The quick and proper response to a medical emergency can make the difference between a difficult recovery or death, and one where the patient recovers fully from their accident. Knowing a few simple steps to follow can help stop the problem and keep it from getting worse until help arrives.

The best way to respond to a medical emergency is to have appropriate training beforehand, so you know what to do when emergencies occur. Consider taking CPR or first-aid classes; they are offered at the American Red Cross, the American Heart Association, or through many community groups. It doesn't take long, and the information is invaluable.

If you come upon a medical emergency, first make sure the area around the patient is safe for you to enter; you don't want whatever befell the patient to happen to you! Then, find out if the person is awake and can tell you what the problem is. Most often, they will tell you what happened (or it will be apparent), and you can then call 9-1-1 and tell them. If the patient is unconscious, FIRST ascertain if the patient is breathing. Look at their chest to see if it rising and falling, listen for the sounds of breathing, and feel the air moving on your cheek or the back of your hand. If the person is NOT BREATHING, this is a life-threatening problem that must be corrected immediately. If you know CPR or how to do mouth-to-mouth respiration, DO IT, and have a bystander call 9-1-1. If you do not, call 9-1-1 and the call-taker will tell you how. This is the one thing that can save a life if you do it soon enough after the accident or illness strikes.

In the vast majority of incidents, however, the person is breathing and may or may not be conscious. Immediately dial 9-1-1 and give them the location, the nature of the problem as best you can determine, and whether or not the person is conscious (awake) and breathing. If you know anything of what happened beforehand (such as a fall, an injury, or being hit by a car), also give that information to the call-taker. STAY ON THE LINE, the call-taker will tell you what you can do to help the patient until help arrives.

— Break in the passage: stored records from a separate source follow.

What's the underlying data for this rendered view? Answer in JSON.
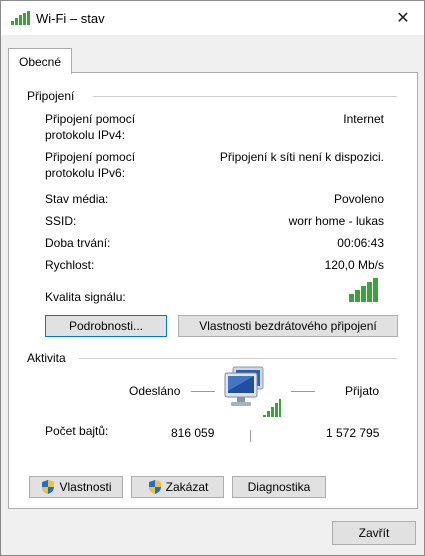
{
  "window": {
    "title": "Wi-Fi – stav",
    "close_glyph": "✕"
  },
  "tabs": [
    {
      "label": "Obecné"
    }
  ],
  "connection": {
    "section_label": "Připojení",
    "ipv4_label_line1": "Připojení pomocí",
    "ipv4_label_line2": "protokolu IPv4:",
    "ipv4_value": "Internet",
    "ipv6_label_line1": "Připojení pomocí",
    "ipv6_label_line2": "protokolu IPv6:",
    "ipv6_value": "Připojení k síti není k dispozici.",
    "media_label": "Stav média:",
    "media_value": "Povoleno",
    "ssid_label": "SSID:",
    "ssid_value": "worr home - lukas",
    "duration_label": "Doba trvání:",
    "duration_value": "00:06:43",
    "speed_label": "Rychlost:",
    "speed_value": "120,0 Mb/s",
    "signal_label": "Kvalita signálu:",
    "signal_bars": 5,
    "details_button": "Podrobnosti...",
    "wireless_props_button": "Vlastnosti bezdrátového připojení"
  },
  "activity": {
    "section_label": "Aktivita",
    "sent_label": "Odesláno",
    "received_label": "Přijato",
    "bytes_label": "Počet bajtů:",
    "bytes_sent": "816 059",
    "bytes_received": "1 572 795"
  },
  "actions": {
    "properties_button": "Vlastnosti",
    "disable_button": "Zakázat",
    "diagnostics_button": "Diagnostika"
  },
  "footer": {
    "close_button": "Zavřít"
  },
  "colors": {
    "signal_green": "#3aa43a",
    "focus_border": "#0078d7"
  }
}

If you find someone who has been injured, DON'T MOVE THEM! This includes injuries from falls, sports, car accidents, etc.

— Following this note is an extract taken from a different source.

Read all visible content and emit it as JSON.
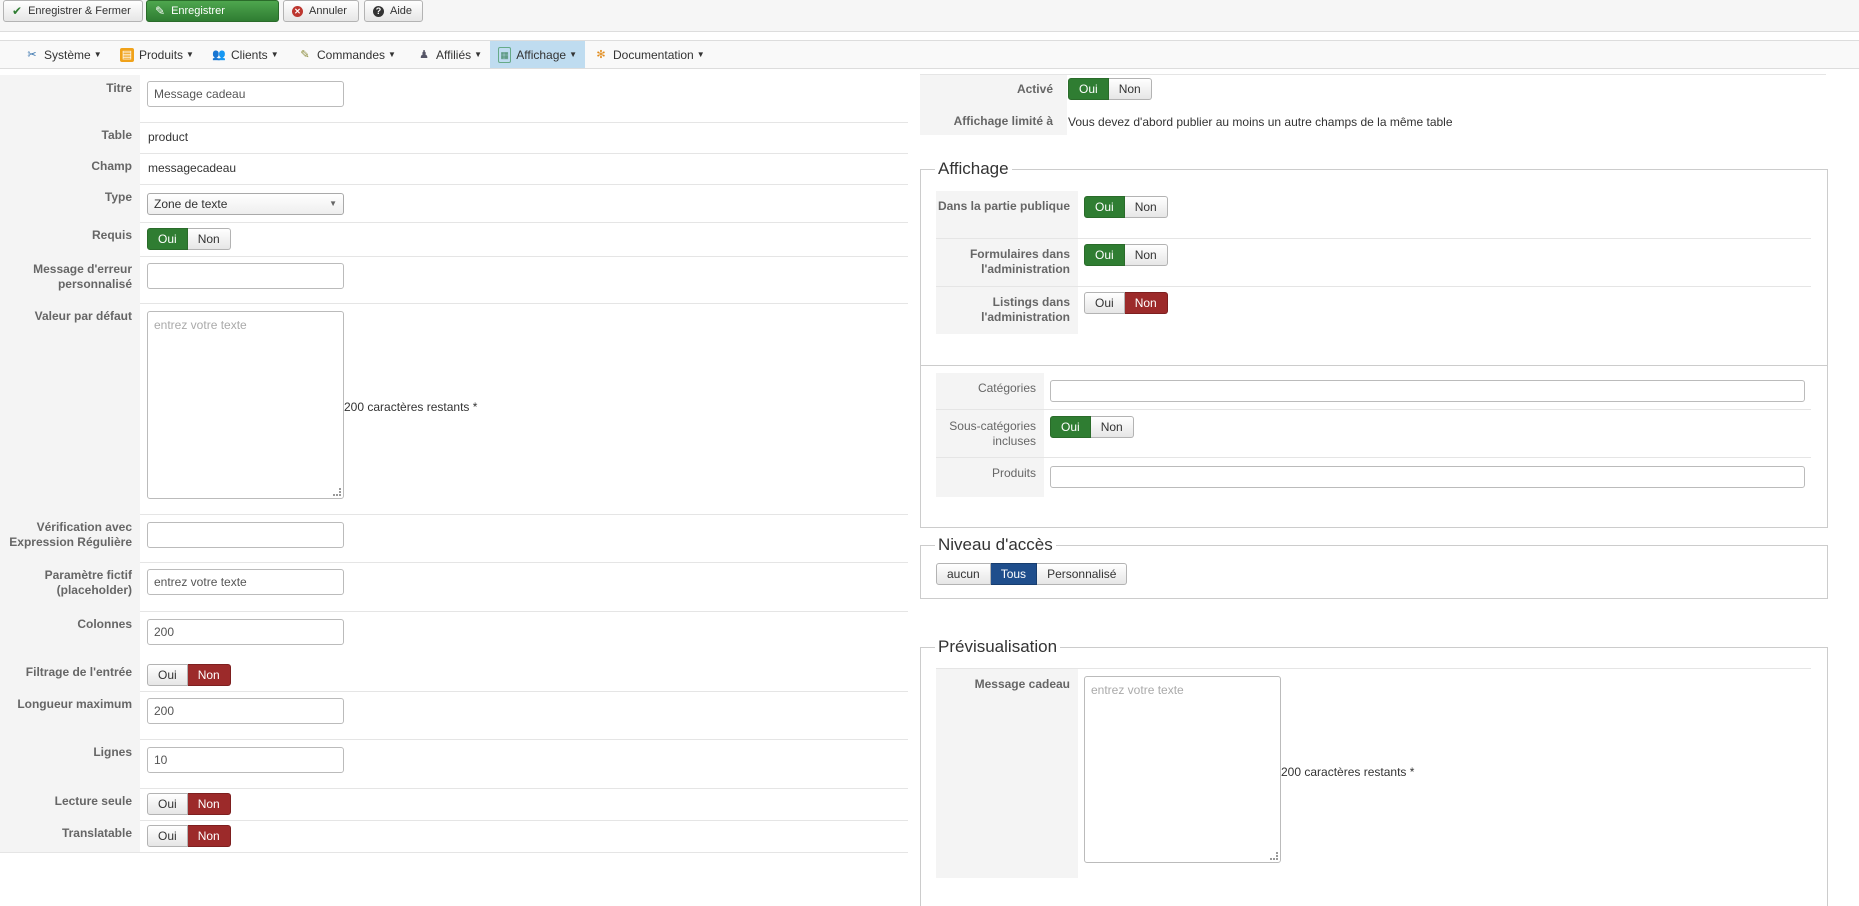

Cover the patient with a blanket, jacket, or something that will keep them warm (even in summer!). This will help prevent shock.

If the person is bleeding, take a clean, dry cloth and place it over the wound. Apply direct, firm pressure (not too much) to the wound site to stem the flow of blood. Once you place the cloth, do NOT remove it for any reason, even to check and see if the bleeding stopped. If it begins to soak through with blood, place another cloth on top of the first.